Update

Ariel Castro's Sentencing: New Details of Women's Captivity Revealed

UPDATED 08/01/2013 at 12:30 PM EDT Originally published 08/01/2013 at 09:30 AM EDT

Ariel Castro's Sentencing: New Details of Women's Captivity Revealed
Ariel Castro, on July 24, 2013
Aaron Josefczyk/Reuters/Landov
When Amanda Berry gave birth to her daughter on Dec. 25, 2006, the baby was not breathing. Ariel Castro, whose DNA proved he was the baby's father, turned to Michelle Knight and threatened to kill her if she didn't save the baby. According to new court documents, Michelle breathed into the baby's mouth and "miraculously, the baby survived."

And during Ariel Castro's hearing on Thursday, she proved to be a hero again when she delivered a powerful victim impact statement.

"I cried every night. I was so alone. I worried about what would happen to me and the other girls every day. Days never got shorter. Days turned into nights, nights turned into days. The years turned into eternity. I knew nobody cared about me. He told me that my family didn't care," Knight explained through tears. "Nobody should ever have to go through what I went through."

She mentioned her relationship with Gina DeJesus, calling DeJesus her "team mate."

"She never let me fall, I never let her fall. She nursed me back to health when I was dying from his abuse," she said. "My friendship with her was the only thing that was good out of this situation. We said that we would some day make it out alive and we did."

Knight then addressed Castro, describing how the captor would go to church every Sunday and then come home and abuse the three women.

"You took 11 years of my life away and I have got it back," she said. "I spent 11 years in hell. Now your hell is just beginning. I will overcome all this that happened but you will face hell for eternity. From this moment on, I will not let you define me or affect who I am. I will live on, you will die a little every day as you think about the 11 years and atrocities you inflicted on us."

She added, "The death penalty will be so much easier. You don't deserve that, you deserve life in prison."

Ariel Castro Speaks

When it came time for Castro to deliver his statement, he described himself as someone who suffered from sexual addiction, noting he was a victim of his addiction and not a monster.

"These people are trying to paint me as a monster, I'm not a monster, I'm sick," he said, stressing that he is not a violent person.

"They're trying to say that I'm a violent person, I'm not a violent person. I drove a school bus, I [was] a musician, I have a family," he explained during his lengthy remarks. "I do have value for human life because every time I came home, I would be so glad for [the] situation, as crazy as it sounds."

He continued, "These accusations that I would come home and beat them, those are totally wrong Your Honor. I know what I did was wrong. I'm not a violent person, I simply kept them there without being able to leave ... I just wanted to clear the record that I'm not a monster."

What Went on Inside the House

The women – Knight, Berry and Gina DeJesus – were terrified and degraded for about 10 years after being kidnapped and constrained with chains and zip ties while living in primitive conditions, according to a 22-page document submitted by the prosecutor's office Wednesday for Castro's sentencing hearing.

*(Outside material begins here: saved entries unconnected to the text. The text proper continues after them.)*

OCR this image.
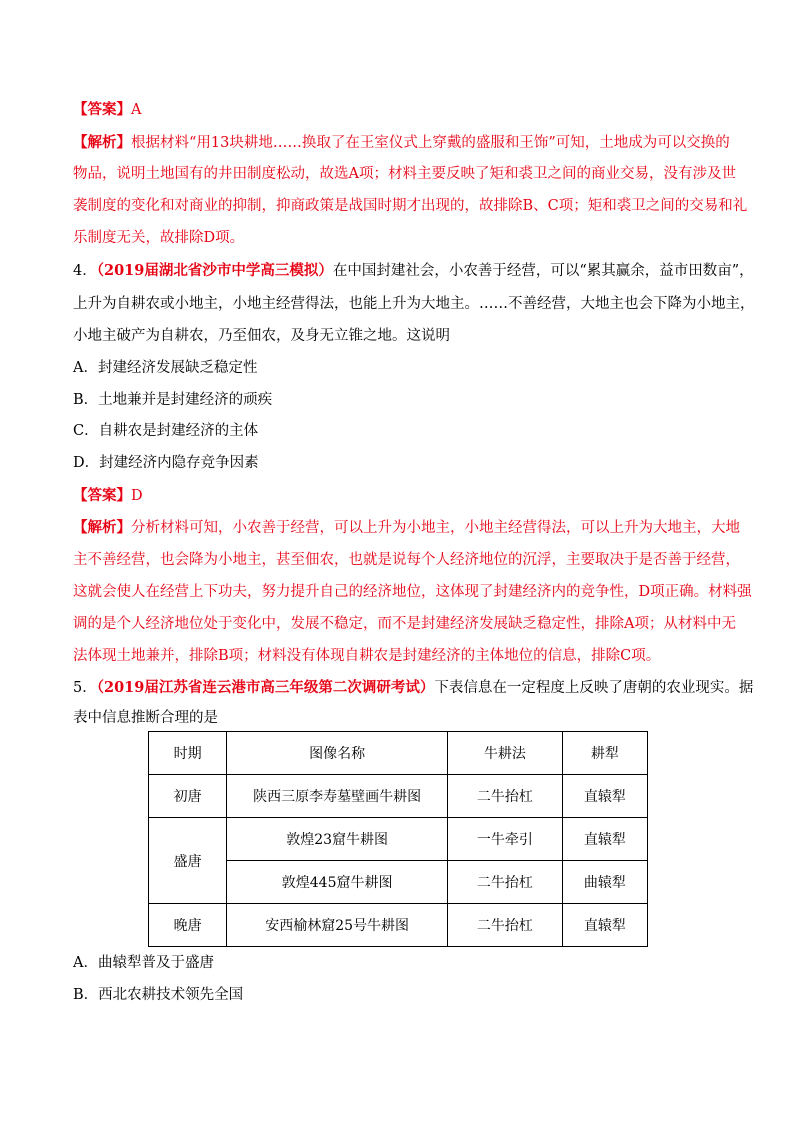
【答案】A
【解析】根据材料“用13块耕地……换取了在王室仪式上穿戴的盛服和王饰”可知，土地成为可以交换的
物品，说明土地国有的井田制度松动，故选A项；材料主要反映了矩和裘卫之间的商业交易，没有涉及世
袭制度的变化和对商业的抑制，抑商政策是战国时期才出现的，故排除B、C项；矩和裘卫之间的交易和礼
乐制度无关，故排除D项。
4．（2019届湖北省沙市中学高三模拟）在中国封建社会，小农善于经营，可以“累其赢余，益市田数亩”，
上升为自耕农或小地主，小地主经营得法，也能上升为大地主。……不善经营，大地主也会下降为小地主，
小地主破产为自耕农，乃至佃农，及身无立锥之地。这说明
A．封建经济发展缺乏稳定性
B．土地兼并是封建经济的顽疾
C．自耕农是封建经济的主体
D．封建经济内隐存竞争因素
【答案】D
【解析】分析材料可知，小农善于经营，可以上升为小地主，小地主经营得法，可以上升为大地主，大地
主不善经营，也会降为小地主，甚至佃农，也就是说每个人经济地位的沉浮，主要取决于是否善于经营，
这就会使人在经营上下功夫，努力提升自己的经济地位，这体现了封建经济内的竞争性，D项正确。材料强
调的是个人经济地位处于变化中，发展不稳定，而不是封建经济发展缺乏稳定性，排除A项；从材料中无
法体现土地兼并，排除B项；材料没有体现自耕农是封建经济的主体地位的信息，排除C项。
5．（2019届江苏省连云港市高三年级第二次调研考试）下表信息在一定程度上反映了唐朝的农业现实。据
表中信息推断合理的是
时期	图像名称	牛耕法	耕犁
初唐	陕西三原李寿墓壁画牛耕图	二牛抬杠	直辕犁
盛唐	敦煌23窟牛耕图	一牛牵引	直辕犁
	敦煌445窟牛耕图	二牛抬杠	曲辕犁
晚唐	安西榆林窟25号牛耕图	二牛抬杠	直辕犁
A．曲辕犁普及于盛唐
B．西北农耕技术领先全国
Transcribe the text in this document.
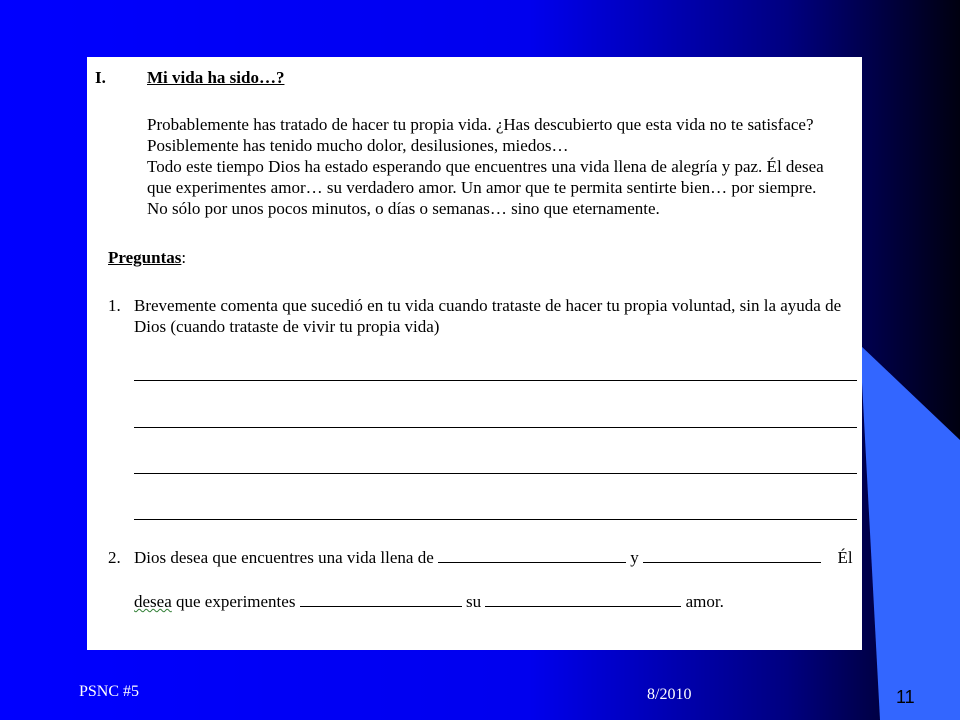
I. Mi vida ha sido…?
Probablemente has tratado de hacer tu propia vida. ¿Has descubierto que esta vida no te satisface?
Posiblemente has tenido mucho dolor, desilusiones, miedos…
Todo este tiempo Dios ha estado esperando que encuentres una vida llena de alegría y paz. Él desea
que experimentes amor… su verdadero amor. Un amor que te permita sentirte bien… por siempre.
No sólo por unos pocos minutos, o días o semanas… sino que eternamente.
Preguntas:
1. Brevemente comenta que sucedió en tu vida cuando trataste de hacer tu propia voluntad, sin la ayuda de
Dios (cuando trataste de vivir tu propia vida)
2. Dios desea que encuentres una vida llena de	y	Él
desea que experimentes	su	amor.
PSNC #5	8/2010	11
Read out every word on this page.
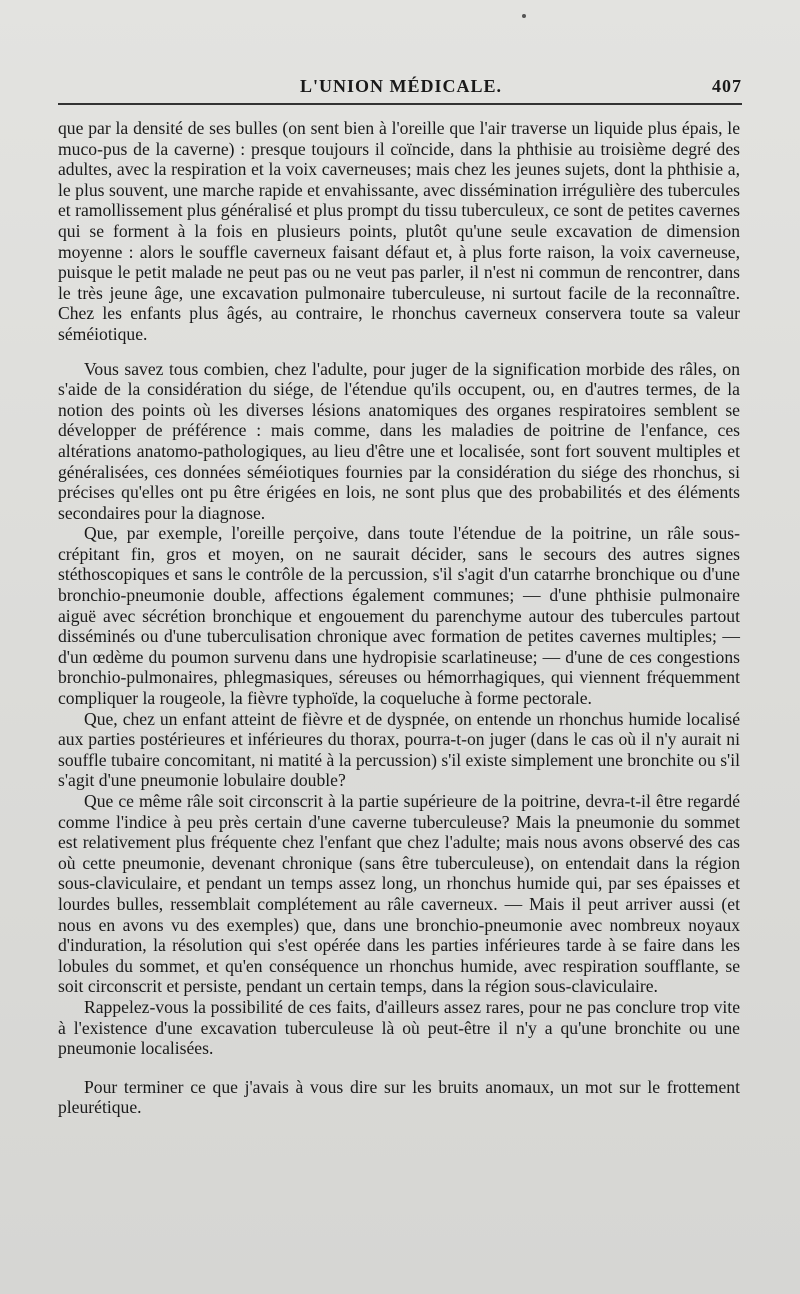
L'UNION MÉDICALE.	407

que par la densité de ses bulles (on sent bien à l'oreille que l'air traverse un liquide plus épais, le muco-pus de la caverne) : presque toujours il coïncide, dans la phthisie au troisième degré des adultes, avec la respiration et la voix caverneuses; mais chez les jeunes sujets, dont la phthisie a, le plus souvent, une marche rapide et envahissante, avec dissémination irrégulière des tubercules et ramollissement plus généralisé et plus prompt du tissu tuberculeux, ce sont de petites cavernes qui se forment à la fois en plusieurs points, plutôt qu'une seule excavation de dimension moyenne : alors le souffle caverneux faisant défaut et, à plus forte raison, la voix caverneuse, puisque le petit malade ne peut pas ou ne veut pas parler, il n'est ni commun de rencontrer, dans le très jeune âge, une excavation pulmonaire tuberculeuse, ni surtout facile de la reconnaître. Chez les enfants plus âgés, au contraire, le rhonchus caverneux conservera toute sa valeur séméiotique.

Vous savez tous combien, chez l'adulte, pour juger de la signification morbide des râles, on s'aide de la considération du siége, de l'étendue qu'ils occupent, ou, en d'autres termes, de la notion des points où les diverses lésions anatomiques des organes respiratoires semblent se développer de préférence : mais comme, dans les maladies de poitrine de l'enfance, ces altérations anatomo-pathologiques, au lieu d'être une et localisée, sont fort souvent multiples et généralisées, ces données séméiotiques fournies par la considération du siége des rhonchus, si précises qu'elles ont pu être érigées en lois, ne sont plus que des probabilités et des éléments secondaires pour la diagnose.

Que, par exemple, l'oreille perçoive, dans toute l'étendue de la poitrine, un râle sous-crépitant fin, gros et moyen, on ne saurait décider, sans le secours des autres signes stéthoscopiques et sans le contrôle de la percussion, s'il s'agit d'un catarrhe bronchique ou d'une bronchio-pneumonie double, affections également communes; — d'une phthisie pulmonaire aiguë avec sécrétion bronchique et engouement du parenchyme autour des tubercules partout disséminés ou d'une tuberculisation chronique avec formation de petites cavernes multiples; — d'un œdème du poumon survenu dans une hydropisie scarlatineuse; — d'une de ces congestions bronchio-pulmonaires, phlegmasiques, séreuses ou hémorrhagiques, qui viennent fréquemment compliquer la rougeole, la fièvre typhoïde, la coqueluche à forme pectorale.

Que, chez un enfant atteint de fièvre et de dyspnée, on entende un rhonchus humide localisé aux parties postérieures et inférieures du thorax, pourra-t-on juger (dans le cas où il n'y aurait ni souffle tubaire concomitant, ni matité à la percussion) s'il existe simplement une bronchite ou s'il s'agit d'une pneumonie lobulaire double?

Que ce même râle soit circonscrit à la partie supérieure de la poitrine, devra-t-il être regardé comme l'indice à peu près certain d'une caverne tuberculeuse? Mais la pneumonie du sommet est relativement plus fréquente chez l'enfant que chez l'adulte; mais nous avons observé des cas où cette pneumonie, devenant chronique (sans être tuberculeuse), on entendait dans la région sous-claviculaire, et pendant un temps assez long, un rhonchus humide qui, par ses épaisses et lourdes bulles, ressemblait complétement au râle caverneux. — Mais il peut arriver aussi (et nous en avons vu des exemples) que, dans une bronchio-pneumonie avec nombreux noyaux d'induration, la résolution qui s'est opérée dans les parties inférieures tarde à se faire dans les lobules du sommet, et qu'en conséquence un rhonchus humide, avec respiration soufflante, se soit circonscrit et persiste, pendant un certain temps, dans la région sous-claviculaire.

Rappelez-vous la possibilité de ces faits, d'ailleurs assez rares, pour ne pas conclure trop vite à l'existence d'une excavation tuberculeuse là où peut-être il n'y a qu'une bronchite ou une pneumonie localisées.

Pour terminer ce que j'avais à vous dire sur les bruits anomaux, un mot sur le frottement pleurétique.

He was sentenced to life in prison plus 1,000 years for pleading guilty to more than 900 counts of rape and kidnapping, and expected to speak in his own defense in a Cleveland courthouse Thursday. Watch it live on Cleveland.com

"Very little movement was allowed throughout the house … They only had access to plastic toilets in the bedrooms. They were emptied infrequently," documents say. "He controlled the temperature and the inflow of food and drink. He used the cold of the basement and the heat of the attic as punishment techniques."

For years, the girls watched holidays, world events, and even the passing of Berry's mother from the now-boarded up house on Seymour Avenue. They kept diaries, which described the psychological and sexual abuse they endured, how they were treated like animals and prisoners of war, and their dreams of someday escaping.

Dr. Frank Ochberg, an expert on Stockholm Syndrome and traumatic memories, submitted an evaluation of the women after viewing police interviews on video, checking medical records and FBI reports. He says the women "managed to share faith and friendship" on the rare occasions they were allowed to be together. He adds that the women home-schooled Berry's baby and instilled "honorable values" when they could.

"This is the good news," he states. "But it does not in any way paint a rosy picture for normalcy or a quick recovery. Grave damage has been done."